児童虐待防止法及び児童福祉法の一部を改正する法律(概要)
前回(平成16年)の改正法附則の見直し規定を踏まえ、児童虐待防止対策の強化を図る観点から、児童の安全確認等のための立入調査等の強化、保護者に対する面会・通信等の制限の強化等を図るための所要の見直しを行う。(平成20年4月施行) |
1 児童の安全確認等のための立入調査等の強化
○ 児童相談所等は、虐待通告を受けたときは、速やかに安全確認のための措置を講ずるものとすること。
○ 市町村等は、立入調査又は一時保護の実施が適当であると判断した場合には、その旨を児童相談所長等に通知するものとすること。
○ 児童虐待のおそれのある保護者に対する都道府県知事による出頭要求を制度化すること。
○ 従来の立入調査のスキームに加え、都道府県知事が立入調査を実施し、かつ、重ねての出頭要求を行っても、保護者がこれに応じない場合に限り、裁判官の許可状を得た上で、解錠等を伴う立入を可能とすること。
○ 立入調査を拒否した者に対する罰金の額を引き上げるものとすること。

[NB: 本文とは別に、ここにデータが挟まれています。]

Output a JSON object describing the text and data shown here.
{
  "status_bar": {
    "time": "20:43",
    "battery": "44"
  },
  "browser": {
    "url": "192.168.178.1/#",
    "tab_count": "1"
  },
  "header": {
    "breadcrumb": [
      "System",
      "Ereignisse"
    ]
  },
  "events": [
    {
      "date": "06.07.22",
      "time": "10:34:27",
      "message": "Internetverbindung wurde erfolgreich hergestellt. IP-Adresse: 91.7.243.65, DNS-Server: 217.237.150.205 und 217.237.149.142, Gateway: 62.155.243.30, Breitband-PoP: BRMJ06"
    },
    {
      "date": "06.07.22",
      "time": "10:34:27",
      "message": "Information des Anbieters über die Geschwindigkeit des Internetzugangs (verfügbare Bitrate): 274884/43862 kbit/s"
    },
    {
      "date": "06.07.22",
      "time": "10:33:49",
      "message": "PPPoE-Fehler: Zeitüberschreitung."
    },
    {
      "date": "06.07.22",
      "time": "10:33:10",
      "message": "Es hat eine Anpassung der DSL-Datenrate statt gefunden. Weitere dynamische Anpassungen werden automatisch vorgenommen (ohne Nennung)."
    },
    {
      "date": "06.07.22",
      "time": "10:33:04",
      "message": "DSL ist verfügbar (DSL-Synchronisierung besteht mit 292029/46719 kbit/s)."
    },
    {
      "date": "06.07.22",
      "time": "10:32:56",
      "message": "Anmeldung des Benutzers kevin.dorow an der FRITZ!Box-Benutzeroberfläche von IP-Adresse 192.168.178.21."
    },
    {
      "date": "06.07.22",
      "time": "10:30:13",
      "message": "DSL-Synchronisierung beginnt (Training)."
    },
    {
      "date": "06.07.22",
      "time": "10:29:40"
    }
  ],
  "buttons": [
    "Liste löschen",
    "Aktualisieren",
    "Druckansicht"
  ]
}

(30万円以下→50万円以下)
2 保護者に対する面会・通信等の制限の強化
○ 一時保護及び保護者の同意による施設入所等の間も、児童相談所長等が保護者に対して面会・通信を制限できるようにすること。
○ 裁判所の承認を得て強制的な施設入所等の措置を行った場合であって、特に必要があるときは、都道府県知事は、保護者に対し、児童へのつきまといや児童の居場所付近でのはいかいを禁止できることとし、当該禁止命令の違反につき罰則を設けること。
3 保護者に対する指導に従わない場合の措置の明確化
○ 児童虐待を行った保護者に対する指導に係る都道府県知事の勧告に従わなかった場合には、一時保護、施設入所措置その他の必要な措置を講ずるものとすること。
○ 施設入所等の措置を解除しようとする際には、保護者に対する指導の効果等を勘案するものとすること。
4 その他
○ 法律の目的に、「児童の権利利益の擁護に資すること」を明記すること。
○ 国及び地方公共団体は、重大な児童虐待事例の分析を行うこととすること。
○ 地方公共団体は、要保護児童対策地域協議会の設置に努めなければならないものとすること。